Как же в этом труде описывался «российский Запад»? Бесспорно, книга российского немца грешит серьезными неточностями.
Так, латышей академик Георги почему-то считал смешанными с финнами славянами, полагал, будто их прародина – устье Вислы, а язык их «состоит из трех четвертей славянских слов и четверти финских». [1] Так как ученый немец не был ни филологом, ни историком, можно предположить, что ему было крайне сложно разобраться со словарным составом латышского языка или определить прародину латышей, чем и объясняются столь далекие от истины высказывания. Естественно, что куда более достоверны сведения Георги об обыденной жизни современных ему латышей. Этнограф писал, что они почти все – лютеране, издревле упражнялись в землепашестве. Далее автор отметил: «Претерпеваемые ими от помещиков угнетение, так же бедность и суровое воспитание сделало их довольно крепкими к снесению... тягостных работ». [2] Иоганн-Готлиб Георги неоднократно обращал внимание на бедность латышских крестьян: и домики у них деревянные и небольшие, и «в домашнем быту и в пище видна всегда бедность»[3]. Между тем, уровень жизни ряда других народов Российской империи не характеризуется в книге академика в столь же минорной тональности.
Можно добавить, что в книге Иоганна Готлиба Георги при описании быта латышей были использованы материалы так называемой Белорусской экспедиции. Эта экспедиция под руководством академика И. И. Лепехина в 1773 году, двигаясь вдоль Даугавы, составила описание не только части Белоруссии, но и ряда латвийских городов – в том числе Краславы, Динабурга (Даугавпилса), Якобштадта (Екабпилса), Риги. [4]
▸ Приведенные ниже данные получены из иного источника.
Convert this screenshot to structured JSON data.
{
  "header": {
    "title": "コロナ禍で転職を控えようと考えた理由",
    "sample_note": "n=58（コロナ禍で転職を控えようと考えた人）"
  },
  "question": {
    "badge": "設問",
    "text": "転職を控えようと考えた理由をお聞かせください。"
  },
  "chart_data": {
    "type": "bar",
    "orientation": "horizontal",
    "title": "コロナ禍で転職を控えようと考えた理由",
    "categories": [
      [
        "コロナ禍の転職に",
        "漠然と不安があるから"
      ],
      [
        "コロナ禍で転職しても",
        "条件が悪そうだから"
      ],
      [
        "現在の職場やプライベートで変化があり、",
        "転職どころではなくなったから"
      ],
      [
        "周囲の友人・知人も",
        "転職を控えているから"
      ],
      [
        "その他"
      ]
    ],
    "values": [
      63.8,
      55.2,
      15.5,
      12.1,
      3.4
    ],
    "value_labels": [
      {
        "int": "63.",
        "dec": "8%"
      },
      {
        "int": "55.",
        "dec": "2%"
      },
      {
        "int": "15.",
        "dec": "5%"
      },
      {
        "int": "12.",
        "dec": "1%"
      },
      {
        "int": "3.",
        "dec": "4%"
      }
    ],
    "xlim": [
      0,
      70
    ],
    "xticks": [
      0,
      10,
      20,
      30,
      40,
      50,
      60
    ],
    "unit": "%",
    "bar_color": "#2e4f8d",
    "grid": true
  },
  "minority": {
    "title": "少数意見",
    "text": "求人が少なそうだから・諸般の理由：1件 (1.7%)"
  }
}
Заметим, что сведения из книги Георги о жизни латышей, совпадают с письмами известных русских писателей, проезжавших через Лифляндию на Запад, или же находившихся на земле латышей по каким-либо делам. Неоднократно бывал в Лифляндии создатель русской бытовой комедии Денис Иванович Фонвизин. Кстати, приезжая в Лифляндию, Фонвизин оказывался на земле предков – рыцарей фон Визиных, один из которых попал в Россию при Иване Грозном. Денис Фонвизин с сочувствием писал о латышских крестьянах и на то у него были веские причины. Фонвизин сдал пожалованное ему в России имение в аренду выходцу из Курляндии барону Медему. Рижские исследователи связей Фонвизина с латвийской землей Б. Инфантьев и А. Лосев так писали о дальнейшем развитии событий: «В полном соответствии с остзейскими нравами, арендатор и его подручные требовали с крестьян непомерный оброк, заставляли выполнять непосильные работы, строптивых нещадно секли. Мольба о сострадании, о справедливости оставалась втуне. На Медема подавали челобитные в Петербург, прибегали к открытому протесту... Фонвизин возбудил судебное дело. Началось бесконечное разбирательство в самых разных инстанциях. Жестокосердие барона, беспардонная его наглость доставляли Фонвизину физические и нравственные муки. Треволнения закончились апоплексическим ударом. Последствия недуга давали о себе знать до конца дней...».[5] И вот Фонвизин поехал лечиться в Остзейский край на курорт Балдоне. Что же увидел драматург в Латвии? Он остановился на курорте в частном доме и вскоре стал свидетелем чрезвычайного происшествия, которое Денис Иванович так описал в своем дневнике: «... увидел я лежащего человека, мужика моего хозяина. Обнаженная спина его, из которой текла кровь, показывала, что он был бит немилосердно. Я призвал хозяина и спросил, за что сей человек так растерзан. Хозяин рассказал мне, что сей битый мужик был теперь на сенокосе, где чужой мужик, поссорясь с ним и будучи его сильнее, так бесчеловечно его изувечил. Это подало повод к дальнейшему моему с хозяином разговору.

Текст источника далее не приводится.